All that is enjoined is that the order shall be proclaimed and affixed. If the property is proclaimed and proclamation affixed, thereon the attachment is complete and valid. There is no warrant for the proposition that an attachment is not complete until notice of the prohibitory order is served upon the owner of the property. 12. To sum up, in my opinion :- i the principle underlying the issue of attachment in the context of Order XXI Rule 90 of the Code is different from that which is relevant for purposes of Section 64 of the Code; for purposes of Order XXI Rule 90 of the Code the absence of attachment is immaterial.

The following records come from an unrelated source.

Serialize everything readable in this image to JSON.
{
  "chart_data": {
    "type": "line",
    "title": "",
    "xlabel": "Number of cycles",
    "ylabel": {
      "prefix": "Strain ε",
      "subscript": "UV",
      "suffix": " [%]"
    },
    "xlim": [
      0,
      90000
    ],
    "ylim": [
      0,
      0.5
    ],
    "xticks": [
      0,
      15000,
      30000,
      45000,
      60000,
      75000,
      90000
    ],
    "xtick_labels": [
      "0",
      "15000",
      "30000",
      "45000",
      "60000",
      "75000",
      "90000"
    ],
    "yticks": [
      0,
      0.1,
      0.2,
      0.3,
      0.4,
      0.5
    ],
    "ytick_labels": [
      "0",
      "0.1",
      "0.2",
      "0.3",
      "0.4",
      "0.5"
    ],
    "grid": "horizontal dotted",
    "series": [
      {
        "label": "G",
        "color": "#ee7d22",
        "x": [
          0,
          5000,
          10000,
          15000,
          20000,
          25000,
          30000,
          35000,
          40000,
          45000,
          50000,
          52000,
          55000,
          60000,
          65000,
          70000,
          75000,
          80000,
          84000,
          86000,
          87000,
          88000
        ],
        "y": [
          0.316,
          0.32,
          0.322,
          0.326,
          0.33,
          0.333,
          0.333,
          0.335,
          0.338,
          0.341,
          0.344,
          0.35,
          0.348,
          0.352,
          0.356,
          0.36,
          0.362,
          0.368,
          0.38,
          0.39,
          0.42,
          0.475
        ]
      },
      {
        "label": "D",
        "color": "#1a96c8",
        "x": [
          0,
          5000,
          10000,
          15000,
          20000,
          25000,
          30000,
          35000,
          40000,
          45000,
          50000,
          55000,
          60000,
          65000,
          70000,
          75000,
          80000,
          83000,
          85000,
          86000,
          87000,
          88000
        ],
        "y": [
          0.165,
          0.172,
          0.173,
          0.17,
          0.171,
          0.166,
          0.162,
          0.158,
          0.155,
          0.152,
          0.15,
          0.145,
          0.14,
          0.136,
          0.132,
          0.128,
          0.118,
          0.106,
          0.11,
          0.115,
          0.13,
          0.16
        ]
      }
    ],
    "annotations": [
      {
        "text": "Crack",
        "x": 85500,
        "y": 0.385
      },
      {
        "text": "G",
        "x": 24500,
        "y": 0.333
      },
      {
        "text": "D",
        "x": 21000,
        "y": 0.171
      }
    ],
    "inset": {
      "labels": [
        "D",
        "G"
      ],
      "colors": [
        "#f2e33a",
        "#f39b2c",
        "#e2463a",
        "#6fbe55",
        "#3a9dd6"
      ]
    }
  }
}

The material consideration is irregularity or fraud in the conduct or publication of sale accompanied with substantial loss resulting to the objector: ii in the context of Section 64 of the Code there has not merely to be the order of attachment passed by the Court, but also it has to be shown that the attachment was made; iii as against purchaser for value in good faith the attachment becomes operative when the order passed therefor is proclaimed on the spot and a copy thereof is affixed on the property; in view of the first part of sub-rule (3) of Rule 54 it is not essential that a copy of the order be affixed on the court-house, and, iv the omission to affix a copy of the order on the court-house constitutes, in any event a minor irregularity, which has to be ignored, including for purposes of giving effect to Section 64 of the Code. 13. From the discussion made in the above it follows that there was attachment of the property in dispute directed in this case on February 18, 1950, which was followed up by the attachment being actually made on March 12, 1950. In face thereof the purchase made by the plaintiffs-respondents from Kailash Nath Shukla. the judgment-debtor, on August 10/12, 1950. is rendered void in so far as 3/ 10th share in the property in dispute is concerned. The suit in favour of the plaintiffs-respondents could not, therefore, have been decreed under the law. 14. The appeal accordingly succeeds and is allowed. The judgment and decree of the Court below are set aside. The suit shall stand dismissed. In the circumstances the parties shall hear their own costs.